The headline for you is this: if your DD's dad wants to see her, he will make it happen. If he doesn't want to see her, you can't make it happen. Nothing you can do will ever be enough. Nothing. That is painful and upsetting, but I am afraid it is true. You will just tie yourself into years of upset if you keep trying. Please don't repeat my mistake.
However, I will add this... This is the bad new, maybe... Some people are advising you to cut him off and refuse all contact. But sadly, you can't do that. If your DD's dad chooses to apply for a contact order, he will get one; if he asks for contact, you will be expected to co-operate. Cutting him off totally is not an option.
This is one of the main reasons it is so stressful and upsetting for mums like us, IMO: we are locked into some kind of long-term relationship with someone who has treated us like sh*t. With any other kind of relationship, you can walk away and put it totally behind you: but if you have children, you can't walk away. That's really hard, and it is probably one of the main reasons you are so down.
So, what you have to do is develop resilience. You have to break free from him inside your head and emotionally - while still engaging with him regarding your daughter, if and when he engages positively with you - and only then. That's hard, but it's do-able.
It is very, very important for you to find ways of changing the ways you respond to him. You can't change his behaviour, but you can change your reactions to it. You can learn to detach - nothing he says to you or about you important, unless it positively supports your DD and you. You can learn how to recognise that when he (or his mum) tries to make you feel bad, this is their problem, not yours. You can learn to refuse to engage if they are not 'playing nicely'. You can learn to work out what your 'bottom line' is, and stick to it. You can learn to focus on what your DD needs, and what you need, and ignore anything he throws at you that does not meet your needs.

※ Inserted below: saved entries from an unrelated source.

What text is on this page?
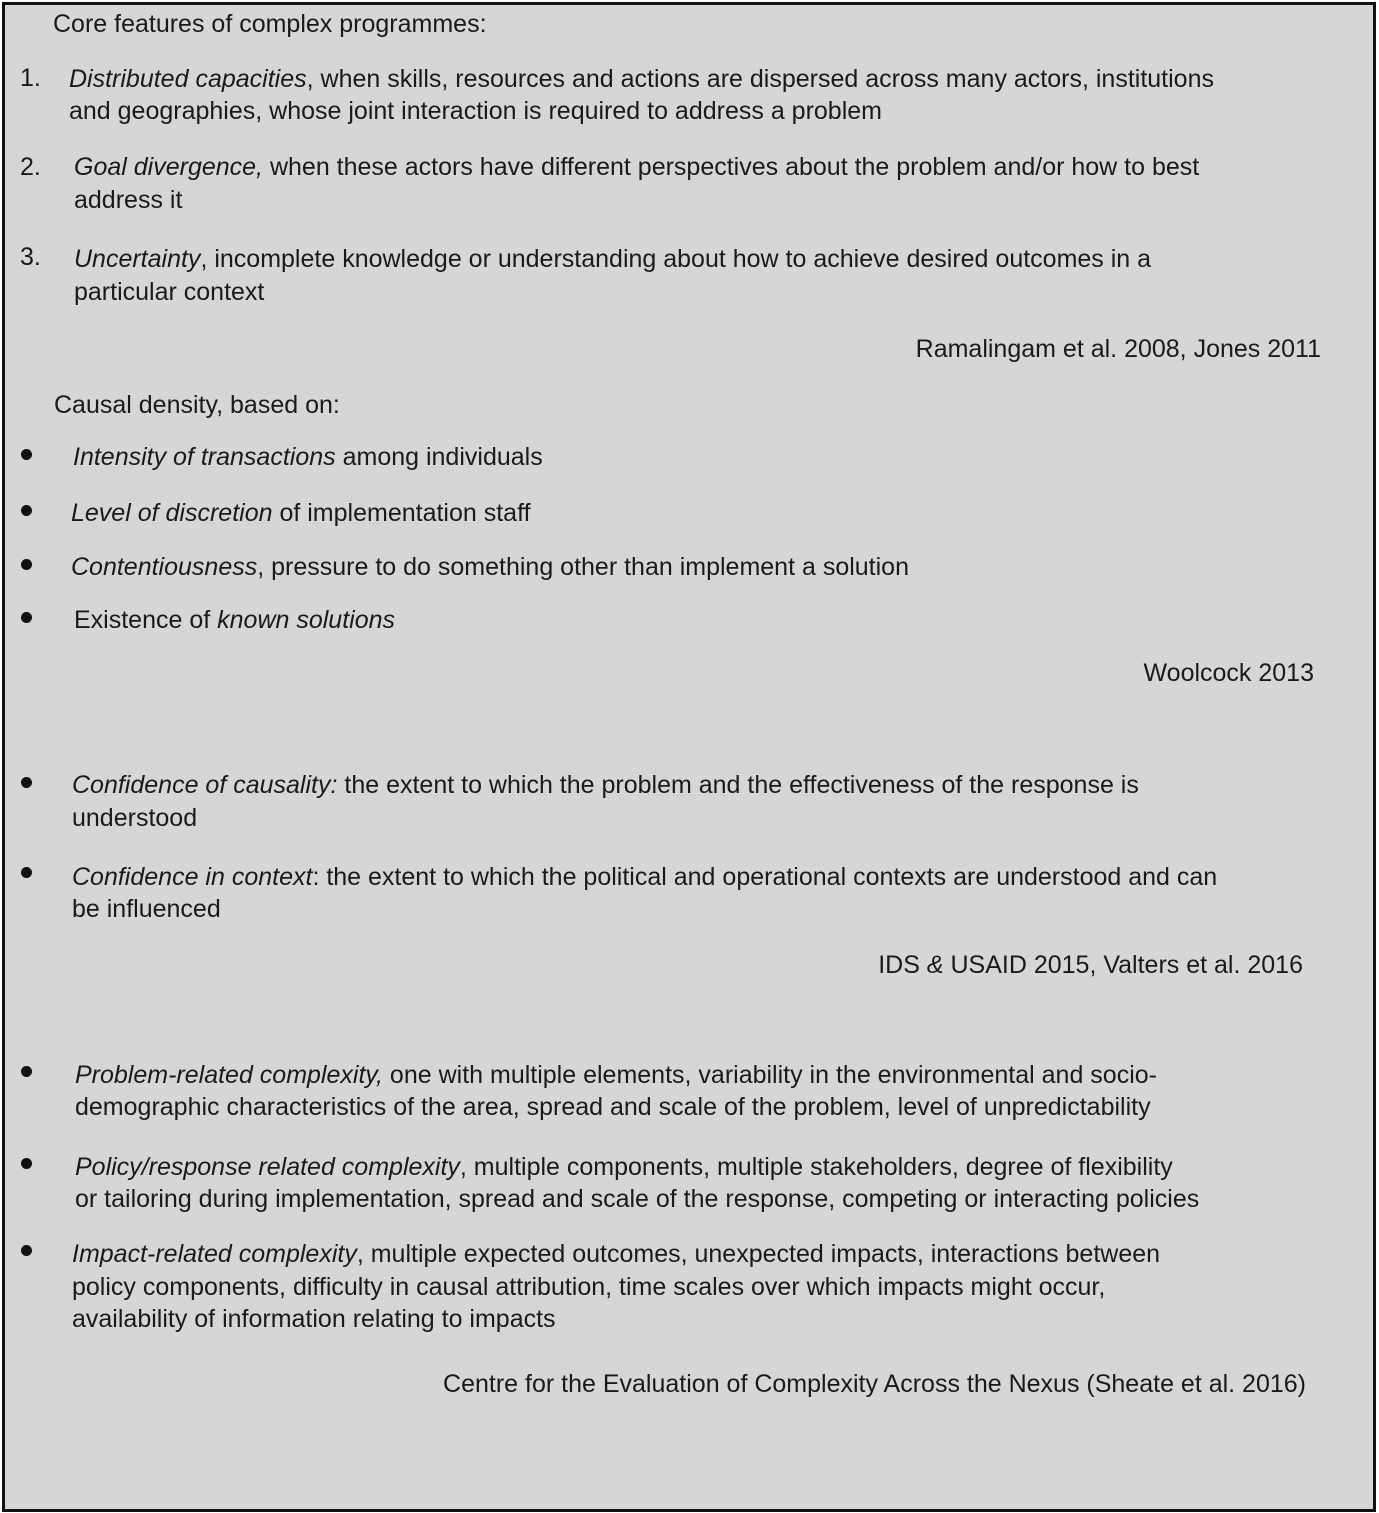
Core features of complex programmes:
1. Distributed capacities, when skills, resources and actions are dispersed across many actors, institutions
and geographies, whose joint interaction is required to address a problem
2. Goal divergence, when these actors have different perspectives about the problem and/or how to best
address it
3. Uncertainty, incomplete knowledge or understanding about how to achieve desired outcomes in a
particular context
Ramalingam et al. 2008, Jones 2011
Causal density, based on:
Intensity of transactions among individuals
Level of discretion of implementation staff
Contentiousness, pressure to do something other than implement a solution
Existence of known solutions
Woolcock 2013
Confidence of causality: the extent to which the problem and the effectiveness of the response is
understood
Confidence in context: the extent to which the political and operational contexts are understood and can
be influenced
IDS & USAID 2015, Valters et al. 2016
Problem-related complexity, one with multiple elements, variability in the environmental and socio-
demographic characteristics of the area, spread and scale of the problem, level of unpredictability
Policy/response related complexity, multiple components, multiple stakeholders, degree of flexibility
or tailoring during implementation, spread and scale of the response, competing or interacting policies
Impact-related complexity, multiple expected outcomes, unexpected impacts, interactions between
policy components, difficulty in causal attribution, time scales over which impacts might occur,
availability of information relating to impacts
Centre for the Evaluation of Complexity Across the Nexus (Sheate et al. 2016)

All this takes time, and needs support - which is why counselling and CBT are so useful - but you can do it. Then you will join the ranks of the incredibly strong and confident women, who have survived huge stress and difficulty, and are all the better for it, in the end!

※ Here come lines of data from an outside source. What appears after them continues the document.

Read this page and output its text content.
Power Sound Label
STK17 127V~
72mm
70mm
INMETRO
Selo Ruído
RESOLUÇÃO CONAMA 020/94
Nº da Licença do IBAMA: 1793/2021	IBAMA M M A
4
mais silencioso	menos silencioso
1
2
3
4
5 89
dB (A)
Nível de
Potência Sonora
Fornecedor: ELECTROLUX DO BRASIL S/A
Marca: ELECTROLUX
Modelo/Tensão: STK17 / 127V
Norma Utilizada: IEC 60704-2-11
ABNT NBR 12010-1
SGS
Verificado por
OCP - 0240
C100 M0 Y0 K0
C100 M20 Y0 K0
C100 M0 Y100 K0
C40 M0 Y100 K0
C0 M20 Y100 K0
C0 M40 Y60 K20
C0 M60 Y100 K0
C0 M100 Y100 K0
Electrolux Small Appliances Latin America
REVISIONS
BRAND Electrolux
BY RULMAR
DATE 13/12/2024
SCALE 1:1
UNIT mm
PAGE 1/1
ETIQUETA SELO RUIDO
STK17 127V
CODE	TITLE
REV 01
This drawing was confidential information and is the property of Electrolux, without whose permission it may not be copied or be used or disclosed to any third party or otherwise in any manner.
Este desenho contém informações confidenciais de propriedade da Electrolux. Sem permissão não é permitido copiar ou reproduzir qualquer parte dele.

What I have found is that I have a little strand of sadness and irritation - like a thread running through a woven scarf, maybe - that I accept is part of me, and am kind to, and pay attention to, but which does not drive me at all any more. :)
Maybe think of me as a message from your future
... You are already moving forward - you have already applied for a course, which is fantastic! You will look back on this time in years to come, and feel proud of yourself for what you went through, and how you survived, and what you have achieved. I promise you will! You have the best motivation in the world - your DD and yourself!